Soft Edges Free Quilt Pattern by Leah Day
I love making quilts that showcase special fabrics that are just too pretty to cut small. This pattern is specially designed to showcase your favorite prints with soft curves over the corners to make it super special. Learn how to piece this quilt in this new video:
Sponsor: Have you heard of Quilty Box? This is an excellent way to get new tools, quilting gear, and beautiful fabrics every month. I challenge myself to make a new quilt top every month using the materials that come in the box. Click Here to learn more about Quilty Box!
Ad: To make this quilt, you'll also need The Clammy template created by Latifa Saafir. Click Here to find the 6 inch template from this tutorial.
You can also find this template made in a 8-inch and 12-inch size too!
Extra Tips and Tricks
The main goal of the Soft Edges Quilt is to practice curved seam piecing on a quilt that's nearly impossible to mess up. If you accidentally turn a corner badly, simply trim the block a bit smaller and try again!
I used glue basting to help hold the fabrics together so the piecing process on the machine would be fast and easy. I pinned the background curve to the corner curve of the block on the center marks:
Then I applied glue from the center mark to the outer mark. I only applied the glue through half of the curve because it dries so quickly:
Then I folded the background fabric back up and matched the edge of the fabric piece with the outer mark on the block fabric. Yes, I know you could probably get away with not pinning this, but I like to pin!
Then I picked up the fabrics and squished and mushed the two curves together so the edges matched. LOL! You could also call this the Squoosh and Moosh quilt!
The main point of the glue is to hold them together so you don't need 50 pins easing the fabrics together. The glue holds lightly so if you don't squish the fabrics together nicely, you can always pull them apart and try again.
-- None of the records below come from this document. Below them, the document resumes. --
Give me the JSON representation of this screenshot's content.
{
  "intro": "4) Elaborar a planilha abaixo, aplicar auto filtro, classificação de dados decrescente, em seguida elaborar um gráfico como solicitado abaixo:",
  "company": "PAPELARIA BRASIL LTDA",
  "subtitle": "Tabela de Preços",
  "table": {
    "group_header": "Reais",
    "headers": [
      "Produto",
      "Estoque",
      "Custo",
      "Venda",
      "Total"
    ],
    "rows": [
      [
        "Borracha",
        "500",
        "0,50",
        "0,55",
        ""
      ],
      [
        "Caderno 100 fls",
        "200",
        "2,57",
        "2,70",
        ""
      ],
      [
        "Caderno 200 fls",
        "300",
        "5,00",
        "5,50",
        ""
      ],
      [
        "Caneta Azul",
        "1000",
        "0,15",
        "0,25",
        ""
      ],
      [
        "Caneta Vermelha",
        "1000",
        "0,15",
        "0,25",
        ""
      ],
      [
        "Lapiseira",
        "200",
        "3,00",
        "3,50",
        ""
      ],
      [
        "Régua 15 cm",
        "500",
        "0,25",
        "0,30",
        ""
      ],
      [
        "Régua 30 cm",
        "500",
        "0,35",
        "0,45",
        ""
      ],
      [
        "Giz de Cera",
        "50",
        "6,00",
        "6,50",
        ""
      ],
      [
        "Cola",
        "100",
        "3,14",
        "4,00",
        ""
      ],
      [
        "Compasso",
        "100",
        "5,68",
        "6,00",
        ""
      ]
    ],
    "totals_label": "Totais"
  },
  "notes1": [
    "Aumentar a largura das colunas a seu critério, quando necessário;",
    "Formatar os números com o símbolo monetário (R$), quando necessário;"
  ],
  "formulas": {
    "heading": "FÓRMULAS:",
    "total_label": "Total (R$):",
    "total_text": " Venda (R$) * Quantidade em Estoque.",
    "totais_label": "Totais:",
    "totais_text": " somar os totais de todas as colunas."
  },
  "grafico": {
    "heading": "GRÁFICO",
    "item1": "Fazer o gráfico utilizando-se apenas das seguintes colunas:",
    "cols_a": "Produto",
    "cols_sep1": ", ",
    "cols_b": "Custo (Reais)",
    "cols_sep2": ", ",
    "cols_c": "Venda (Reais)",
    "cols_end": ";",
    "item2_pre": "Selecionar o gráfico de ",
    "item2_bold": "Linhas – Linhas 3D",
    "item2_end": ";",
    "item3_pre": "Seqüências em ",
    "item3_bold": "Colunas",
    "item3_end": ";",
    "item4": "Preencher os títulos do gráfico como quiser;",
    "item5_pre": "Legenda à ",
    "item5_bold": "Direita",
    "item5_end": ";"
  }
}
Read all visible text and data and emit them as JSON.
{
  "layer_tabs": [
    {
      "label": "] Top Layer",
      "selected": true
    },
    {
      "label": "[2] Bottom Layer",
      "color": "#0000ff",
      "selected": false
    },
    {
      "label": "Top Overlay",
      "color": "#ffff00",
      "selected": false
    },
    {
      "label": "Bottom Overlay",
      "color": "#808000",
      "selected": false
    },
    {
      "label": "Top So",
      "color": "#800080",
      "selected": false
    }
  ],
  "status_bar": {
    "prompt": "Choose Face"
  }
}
Once the corners are glued, slide the blocks over to the machine and piece the curve with a 1/4 inch seam allowance. I pulled up my bobbin thread to start this seam so the thread tails wouldn't make a mess on the back of my quilt.
After the corners are all pieced, press the curved seam outwards and trim the blocks down 1/8 inch per side. This is a bit of a weird step, but don't fret. You just want to trim off enough that when you piece more fabric around your block it completely conceals the outer edges of your black curved corner squares. Ta da!
You'll really see the effect when you get all the blocks surrounded with background fabric. Who would have thought simple curved corners were enough to make a cute quilt?